Girl Runner by Carrie Snyder: Girl Runner is the story of Aganetha Smart, a former Olympic athlete who was famous in the 1920s, but now, at age 104, lives in a nursing home, alone and forgotten by history. For Aganetha, a competitive and ambitious woman, her life remains present and unfinished in her mind. When her quiet life is disturbed by the unexpected arrival of two young strangers, Aganetha begins to reflect on her childhood in rural Ontario and her struggles to make an independent life for herself in the city. (Goodreads, February 3).

Letter to a Future Lover: Marginalia, Errata, Secrets, Inscriptions, and Other Ephemera Found in Libraries by Ander Monson: An exuberant, expansive cataloging of the intimate physical relationship between a reader and a book.
A way to leave a trace of us, who we were or wanted to be, what we read and could imagine, what we did and what we left for you. Readers of physical books leave traces: marginalia, slips of paper, fingerprints, highlighting, inscriptions. All books have histories, and libraries are not just collections of books and databases but a medium of long-distance communication with other writers and readers. (Goodreads, February 3)

The Shadow Cabinet by Maureen Johnson: Rory and her friends are reeling from a series of sudden and tragic events. While racked with grief, Rory tries to determine if she acted in time to save a member of the squad.
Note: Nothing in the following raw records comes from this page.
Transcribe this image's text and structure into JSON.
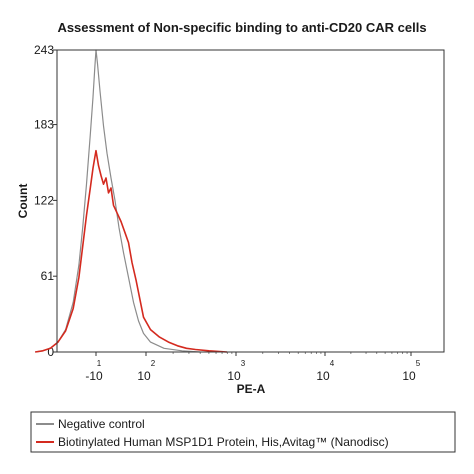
{
  "chart_data": {
    "type": "line",
    "title": "Assessment of Non-specific binding to anti-CD20 CAR cells",
    "xlabel": "PE-A",
    "ylabel": "Count",
    "y_ticks": [
      "0",
      "61",
      "122",
      "183",
      "243"
    ],
    "ylim": [
      0,
      243
    ],
    "x_scale": "biexponential",
    "x_ticks": [
      {
        "base": "-10",
        "exp": "1"
      },
      {
        "base": "10",
        "exp": "2"
      },
      {
        "base": "10",
        "exp": "3"
      },
      {
        "base": "10",
        "exp": "4"
      },
      {
        "base": "10",
        "exp": "5"
      }
    ],
    "legend_position": "bottom",
    "series": [
      {
        "name": "Negative control",
        "color": "#8c8c8c",
        "points": [
          [
            -1.6,
            0
          ],
          [
            -1.4,
            1
          ],
          [
            -1.2,
            3
          ],
          [
            -1.0,
            8
          ],
          [
            -0.8,
            18
          ],
          [
            -0.6,
            40
          ],
          [
            -0.45,
            70
          ],
          [
            -0.35,
            100
          ],
          [
            -0.25,
            135
          ],
          [
            -0.15,
            175
          ],
          [
            -0.08,
            205
          ],
          [
            -0.03,
            230
          ],
          [
            0.0,
            243
          ],
          [
            0.03,
            232
          ],
          [
            0.08,
            210
          ],
          [
            0.15,
            182
          ],
          [
            0.22,
            160
          ],
          [
            0.3,
            140
          ],
          [
            0.38,
            122
          ],
          [
            0.46,
            100
          ],
          [
            0.55,
            80
          ],
          [
            0.65,
            60
          ],
          [
            0.75,
            40
          ],
          [
            0.85,
            25
          ],
          [
            0.95,
            15
          ],
          [
            1.05,
            8
          ],
          [
            1.2,
            3
          ],
          [
            1.4,
            1
          ],
          [
            1.6,
            0
          ]
        ]
      },
      {
        "name": "Biotinylated Human MSP1D1 Protein, His,Avitag™ (Nanodisc)",
        "color": "#d42a1f",
        "points": [
          [
            -1.6,
            0
          ],
          [
            -1.4,
            1
          ],
          [
            -1.2,
            3
          ],
          [
            -1.0,
            8
          ],
          [
            -0.8,
            17
          ],
          [
            -0.6,
            35
          ],
          [
            -0.45,
            60
          ],
          [
            -0.35,
            85
          ],
          [
            -0.25,
            110
          ],
          [
            -0.15,
            132
          ],
          [
            -0.08,
            148
          ],
          [
            -0.03,
            157
          ],
          [
            0.0,
            162
          ],
          [
            0.05,
            150
          ],
          [
            0.1,
            142
          ],
          [
            0.15,
            135
          ],
          [
            0.2,
            140
          ],
          [
            0.25,
            128
          ],
          [
            0.3,
            132
          ],
          [
            0.35,
            118
          ],
          [
            0.42,
            112
          ],
          [
            0.5,
            105
          ],
          [
            0.58,
            96
          ],
          [
            0.65,
            88
          ],
          [
            0.72,
            72
          ],
          [
            0.8,
            58
          ],
          [
            0.88,
            42
          ],
          [
            0.95,
            28
          ],
          [
            1.05,
            18
          ],
          [
            1.15,
            12
          ],
          [
            1.25,
            8
          ],
          [
            1.35,
            5
          ],
          [
            1.45,
            3
          ],
          [
            1.55,
            2
          ],
          [
            1.7,
            1
          ],
          [
            1.9,
            0
          ]
        ]
      }
    ]
  }
}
If she did, how do you find a ghost? Also, Rory’s classmate Charlotte has been kidnapped by Jane and her nefarious organization. Evidence is uncovered of a forty-year-old cult, ten missing teenagers, and a likely mass murder. Everything indicates that Charlotte’s in danger, and it seems that something much bigger and much more terrible is coming. (Goodreads, February 10)

The Country of Ice Cream Star by Sandra Newman: In the ruins of a future America, fifteen-year-old Ice Cream Star and her nomadic tribe live off of the detritus of a crumbled civilization. Theirs is a world of children; before reaching the age of twenty, they all die of a mysterious disease they call Posies–a plague that has killed for generations. There is no medicine, no treatment; only the mysterious rumor of a cure. When her brother begins showing signs of the disease, Ice Cream Star sets off on a bold journey to find this cure. (Goodreads, February 10)

What are you looking forward to reading this February? I’ve been dying to read the third installment in Maureen Johnson’s Shadow series forever, and I can’t wait to finally find out what happens.